Lee Langley
Lee Langley is the author of nine critically acclaimed novels, a volume of short stories, poetry, film and television screenplays and a stage play performed internationally and in London’s West End. She has written on travel and the arts for leading British newspapers and magazines. Born in Calcutta, of Scottish parents, she spent a nomadic childhood in India. Later travels have taken her to Japan, North and South America, Australia, back to India, the Andaman Islands, Egypt and throughout Europe.
Her autobiographical novel “Changes of Address” was short-listed for the Hawthornden prize and was a BBC Radio 4 “Book at Bedtime”.
Her novel “Persistent Rumours” won a Commonwealth Writers' Prize and the Writers' Guild of Great Britain Best Novel of the Year Award.
A leading reviewer wrote: “Lee Langley has a marvellous ability to evoke places. With originality and elegance she carried me, enthralled, into disparate, related and brilliantly illuminated worlds.”
For Hollywood, she wrote the screenplay of “The Tenth Man” an award-winning movie based on a Graham Greene story starring Anthony Hopkins and Derek Jacobi, and her adaptation of “A Woman of Substance” became an internationally successful TV mini-series, attracting the highest viewing figures in the history of Channel 4 when it was transmitted.

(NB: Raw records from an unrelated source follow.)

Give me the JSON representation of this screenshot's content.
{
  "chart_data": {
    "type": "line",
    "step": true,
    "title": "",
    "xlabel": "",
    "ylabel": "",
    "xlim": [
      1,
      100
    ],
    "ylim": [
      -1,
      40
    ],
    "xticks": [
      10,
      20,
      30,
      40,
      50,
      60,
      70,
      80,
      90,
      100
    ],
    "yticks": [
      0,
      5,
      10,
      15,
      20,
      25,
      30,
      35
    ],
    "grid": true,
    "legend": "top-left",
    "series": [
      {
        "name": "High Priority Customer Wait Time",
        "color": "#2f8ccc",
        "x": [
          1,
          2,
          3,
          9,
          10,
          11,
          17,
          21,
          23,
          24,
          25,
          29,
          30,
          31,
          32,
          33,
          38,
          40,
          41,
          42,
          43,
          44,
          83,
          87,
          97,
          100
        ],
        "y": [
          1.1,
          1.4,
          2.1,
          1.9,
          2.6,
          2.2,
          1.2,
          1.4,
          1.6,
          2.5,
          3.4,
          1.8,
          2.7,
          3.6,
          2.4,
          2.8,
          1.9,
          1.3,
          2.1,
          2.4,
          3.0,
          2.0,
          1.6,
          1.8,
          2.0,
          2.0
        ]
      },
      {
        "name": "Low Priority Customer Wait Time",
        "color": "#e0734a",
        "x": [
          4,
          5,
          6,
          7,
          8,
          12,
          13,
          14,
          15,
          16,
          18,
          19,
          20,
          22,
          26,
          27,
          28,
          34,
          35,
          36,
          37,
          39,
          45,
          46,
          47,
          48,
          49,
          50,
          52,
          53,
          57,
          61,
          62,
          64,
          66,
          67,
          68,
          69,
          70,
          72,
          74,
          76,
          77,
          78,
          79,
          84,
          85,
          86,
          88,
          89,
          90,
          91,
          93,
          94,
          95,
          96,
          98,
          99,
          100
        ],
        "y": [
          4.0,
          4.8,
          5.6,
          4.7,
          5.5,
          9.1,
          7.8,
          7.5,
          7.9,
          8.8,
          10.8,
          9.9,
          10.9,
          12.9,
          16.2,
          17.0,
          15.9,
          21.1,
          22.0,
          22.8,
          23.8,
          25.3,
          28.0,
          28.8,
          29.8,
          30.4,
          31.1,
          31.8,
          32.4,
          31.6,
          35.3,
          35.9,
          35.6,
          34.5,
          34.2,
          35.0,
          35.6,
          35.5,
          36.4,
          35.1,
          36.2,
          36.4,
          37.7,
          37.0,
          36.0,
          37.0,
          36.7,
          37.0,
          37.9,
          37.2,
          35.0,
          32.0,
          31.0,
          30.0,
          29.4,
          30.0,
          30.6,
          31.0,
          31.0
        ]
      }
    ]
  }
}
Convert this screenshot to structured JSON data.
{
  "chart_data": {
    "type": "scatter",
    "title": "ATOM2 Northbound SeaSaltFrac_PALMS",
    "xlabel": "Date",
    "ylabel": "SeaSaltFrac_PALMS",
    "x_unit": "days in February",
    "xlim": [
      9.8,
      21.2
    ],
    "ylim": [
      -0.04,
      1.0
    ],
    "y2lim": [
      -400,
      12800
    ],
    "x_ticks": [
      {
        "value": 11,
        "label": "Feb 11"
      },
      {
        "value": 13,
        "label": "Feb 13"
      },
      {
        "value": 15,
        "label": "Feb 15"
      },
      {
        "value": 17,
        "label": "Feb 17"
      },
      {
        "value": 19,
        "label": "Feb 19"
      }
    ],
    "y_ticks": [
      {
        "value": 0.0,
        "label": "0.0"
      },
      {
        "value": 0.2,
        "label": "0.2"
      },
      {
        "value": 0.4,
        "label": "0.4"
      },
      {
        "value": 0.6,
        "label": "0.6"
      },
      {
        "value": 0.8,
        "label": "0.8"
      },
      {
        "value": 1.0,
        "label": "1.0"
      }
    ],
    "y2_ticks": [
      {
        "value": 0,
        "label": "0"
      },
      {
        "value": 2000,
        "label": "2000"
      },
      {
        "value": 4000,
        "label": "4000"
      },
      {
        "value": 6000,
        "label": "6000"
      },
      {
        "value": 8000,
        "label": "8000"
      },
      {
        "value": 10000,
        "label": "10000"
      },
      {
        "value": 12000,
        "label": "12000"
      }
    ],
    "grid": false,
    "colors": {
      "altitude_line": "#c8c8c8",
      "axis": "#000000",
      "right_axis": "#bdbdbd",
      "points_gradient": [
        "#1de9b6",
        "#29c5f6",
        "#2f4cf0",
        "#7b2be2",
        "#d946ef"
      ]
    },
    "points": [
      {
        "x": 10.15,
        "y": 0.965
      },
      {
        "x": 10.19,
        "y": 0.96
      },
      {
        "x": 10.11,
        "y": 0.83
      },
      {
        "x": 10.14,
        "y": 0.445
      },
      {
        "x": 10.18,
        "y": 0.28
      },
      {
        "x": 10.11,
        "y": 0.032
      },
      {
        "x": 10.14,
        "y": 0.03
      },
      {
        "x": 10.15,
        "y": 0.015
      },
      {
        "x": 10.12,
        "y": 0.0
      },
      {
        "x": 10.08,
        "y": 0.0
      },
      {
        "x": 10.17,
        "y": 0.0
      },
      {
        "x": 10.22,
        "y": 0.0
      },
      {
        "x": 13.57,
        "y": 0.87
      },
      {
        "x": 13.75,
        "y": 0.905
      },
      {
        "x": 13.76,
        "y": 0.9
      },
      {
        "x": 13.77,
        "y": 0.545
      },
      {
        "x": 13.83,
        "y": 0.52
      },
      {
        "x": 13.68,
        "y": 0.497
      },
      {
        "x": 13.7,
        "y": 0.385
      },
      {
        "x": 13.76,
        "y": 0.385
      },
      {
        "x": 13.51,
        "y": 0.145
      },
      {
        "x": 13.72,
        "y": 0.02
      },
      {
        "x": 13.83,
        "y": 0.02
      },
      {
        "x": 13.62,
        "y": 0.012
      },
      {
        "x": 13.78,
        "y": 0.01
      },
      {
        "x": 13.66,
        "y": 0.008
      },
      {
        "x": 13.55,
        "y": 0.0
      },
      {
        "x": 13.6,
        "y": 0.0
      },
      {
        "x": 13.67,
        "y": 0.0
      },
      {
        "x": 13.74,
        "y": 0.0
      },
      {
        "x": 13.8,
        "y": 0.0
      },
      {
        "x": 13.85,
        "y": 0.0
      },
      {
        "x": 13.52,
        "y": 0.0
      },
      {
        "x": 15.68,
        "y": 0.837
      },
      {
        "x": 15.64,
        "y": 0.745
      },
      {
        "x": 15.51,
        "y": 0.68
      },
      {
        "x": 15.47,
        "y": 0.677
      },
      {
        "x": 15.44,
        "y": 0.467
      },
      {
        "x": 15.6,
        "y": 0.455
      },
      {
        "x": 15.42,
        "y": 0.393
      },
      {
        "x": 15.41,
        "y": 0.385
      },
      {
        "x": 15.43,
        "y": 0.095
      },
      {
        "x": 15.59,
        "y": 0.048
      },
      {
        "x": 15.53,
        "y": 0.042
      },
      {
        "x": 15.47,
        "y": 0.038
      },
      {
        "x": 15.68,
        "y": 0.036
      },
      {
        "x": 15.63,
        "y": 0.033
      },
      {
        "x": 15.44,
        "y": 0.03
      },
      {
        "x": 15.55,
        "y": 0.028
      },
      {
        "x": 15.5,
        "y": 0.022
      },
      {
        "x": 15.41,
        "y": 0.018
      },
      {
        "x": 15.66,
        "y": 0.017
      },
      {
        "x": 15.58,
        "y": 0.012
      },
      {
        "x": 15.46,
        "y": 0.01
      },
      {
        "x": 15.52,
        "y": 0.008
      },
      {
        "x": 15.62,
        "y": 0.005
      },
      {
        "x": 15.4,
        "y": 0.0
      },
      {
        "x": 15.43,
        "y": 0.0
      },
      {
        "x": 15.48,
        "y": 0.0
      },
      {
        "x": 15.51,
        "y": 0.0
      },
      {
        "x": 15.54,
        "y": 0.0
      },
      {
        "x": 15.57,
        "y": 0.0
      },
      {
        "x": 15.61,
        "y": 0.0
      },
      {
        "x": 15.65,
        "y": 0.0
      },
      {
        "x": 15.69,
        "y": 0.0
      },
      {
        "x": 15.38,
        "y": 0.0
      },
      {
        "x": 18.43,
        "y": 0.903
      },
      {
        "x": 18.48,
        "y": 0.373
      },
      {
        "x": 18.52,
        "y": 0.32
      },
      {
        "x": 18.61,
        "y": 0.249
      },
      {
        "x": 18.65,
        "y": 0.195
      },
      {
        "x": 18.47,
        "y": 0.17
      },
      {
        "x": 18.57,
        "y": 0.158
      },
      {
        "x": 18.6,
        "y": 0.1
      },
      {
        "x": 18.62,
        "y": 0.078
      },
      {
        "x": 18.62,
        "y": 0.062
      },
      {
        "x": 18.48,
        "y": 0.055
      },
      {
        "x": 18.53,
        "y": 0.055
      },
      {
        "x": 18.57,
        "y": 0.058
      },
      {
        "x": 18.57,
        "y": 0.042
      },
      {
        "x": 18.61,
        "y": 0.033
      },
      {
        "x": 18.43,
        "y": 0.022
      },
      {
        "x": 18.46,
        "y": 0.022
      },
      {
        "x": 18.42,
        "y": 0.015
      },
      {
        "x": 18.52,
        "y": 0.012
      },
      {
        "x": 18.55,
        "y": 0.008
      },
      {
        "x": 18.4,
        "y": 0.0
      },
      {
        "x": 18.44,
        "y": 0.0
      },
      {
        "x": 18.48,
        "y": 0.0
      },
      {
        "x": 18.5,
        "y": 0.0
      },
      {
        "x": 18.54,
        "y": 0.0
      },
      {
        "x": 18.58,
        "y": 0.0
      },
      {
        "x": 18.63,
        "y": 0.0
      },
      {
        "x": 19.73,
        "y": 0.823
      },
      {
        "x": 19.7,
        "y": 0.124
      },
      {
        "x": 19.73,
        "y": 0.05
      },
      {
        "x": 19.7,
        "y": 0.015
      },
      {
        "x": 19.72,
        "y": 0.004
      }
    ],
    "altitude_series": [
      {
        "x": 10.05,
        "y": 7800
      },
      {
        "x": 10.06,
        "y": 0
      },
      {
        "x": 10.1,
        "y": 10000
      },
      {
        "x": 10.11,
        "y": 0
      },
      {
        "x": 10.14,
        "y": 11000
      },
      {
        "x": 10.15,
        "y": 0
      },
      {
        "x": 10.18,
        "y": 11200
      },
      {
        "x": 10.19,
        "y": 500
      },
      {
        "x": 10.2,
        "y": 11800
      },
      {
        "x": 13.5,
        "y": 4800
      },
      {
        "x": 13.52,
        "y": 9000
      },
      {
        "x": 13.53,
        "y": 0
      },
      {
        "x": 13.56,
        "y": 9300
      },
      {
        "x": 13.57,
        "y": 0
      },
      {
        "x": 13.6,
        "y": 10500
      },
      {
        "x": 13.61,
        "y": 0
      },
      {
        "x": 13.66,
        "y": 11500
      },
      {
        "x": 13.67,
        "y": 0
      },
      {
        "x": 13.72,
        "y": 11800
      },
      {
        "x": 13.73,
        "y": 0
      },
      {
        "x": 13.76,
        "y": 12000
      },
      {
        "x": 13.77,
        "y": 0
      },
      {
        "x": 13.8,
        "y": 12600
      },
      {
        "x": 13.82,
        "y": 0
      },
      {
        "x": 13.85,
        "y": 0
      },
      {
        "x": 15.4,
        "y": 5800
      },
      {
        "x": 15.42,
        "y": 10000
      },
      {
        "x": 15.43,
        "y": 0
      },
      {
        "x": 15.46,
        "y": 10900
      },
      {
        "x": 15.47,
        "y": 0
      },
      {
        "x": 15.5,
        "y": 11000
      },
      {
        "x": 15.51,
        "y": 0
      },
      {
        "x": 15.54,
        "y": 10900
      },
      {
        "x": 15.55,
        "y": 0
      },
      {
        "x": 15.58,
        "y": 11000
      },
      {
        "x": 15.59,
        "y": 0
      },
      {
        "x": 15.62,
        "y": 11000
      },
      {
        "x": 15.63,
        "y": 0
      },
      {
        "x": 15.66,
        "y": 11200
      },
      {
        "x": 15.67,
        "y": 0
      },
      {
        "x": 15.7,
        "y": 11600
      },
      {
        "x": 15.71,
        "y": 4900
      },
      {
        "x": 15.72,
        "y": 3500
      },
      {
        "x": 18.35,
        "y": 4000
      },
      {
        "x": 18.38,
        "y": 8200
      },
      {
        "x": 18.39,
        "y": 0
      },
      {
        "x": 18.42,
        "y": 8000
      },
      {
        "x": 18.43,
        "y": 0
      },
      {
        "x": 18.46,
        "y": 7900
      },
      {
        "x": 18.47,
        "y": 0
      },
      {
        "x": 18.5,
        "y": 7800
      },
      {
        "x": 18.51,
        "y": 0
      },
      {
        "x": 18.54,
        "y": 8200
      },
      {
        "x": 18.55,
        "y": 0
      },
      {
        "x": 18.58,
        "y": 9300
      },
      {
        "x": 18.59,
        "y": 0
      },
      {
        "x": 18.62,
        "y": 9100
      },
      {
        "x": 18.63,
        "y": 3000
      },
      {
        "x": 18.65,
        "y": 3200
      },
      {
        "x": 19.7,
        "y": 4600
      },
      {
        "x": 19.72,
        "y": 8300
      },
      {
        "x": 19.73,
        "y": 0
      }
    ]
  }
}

She has served on the executive committee and the Writers in Prison committee of English PEN and chaired the PEN Literary Foundation. In 1996 she was elected a Fellow of the Royal Society of Literature. She is fluent in French and Italian, and is available for talks to book groups and literary organizations.
She has just completed her tenth novel, set in Japan and America in the mid twentieth century, to be published by Chatto & Windus in 2010.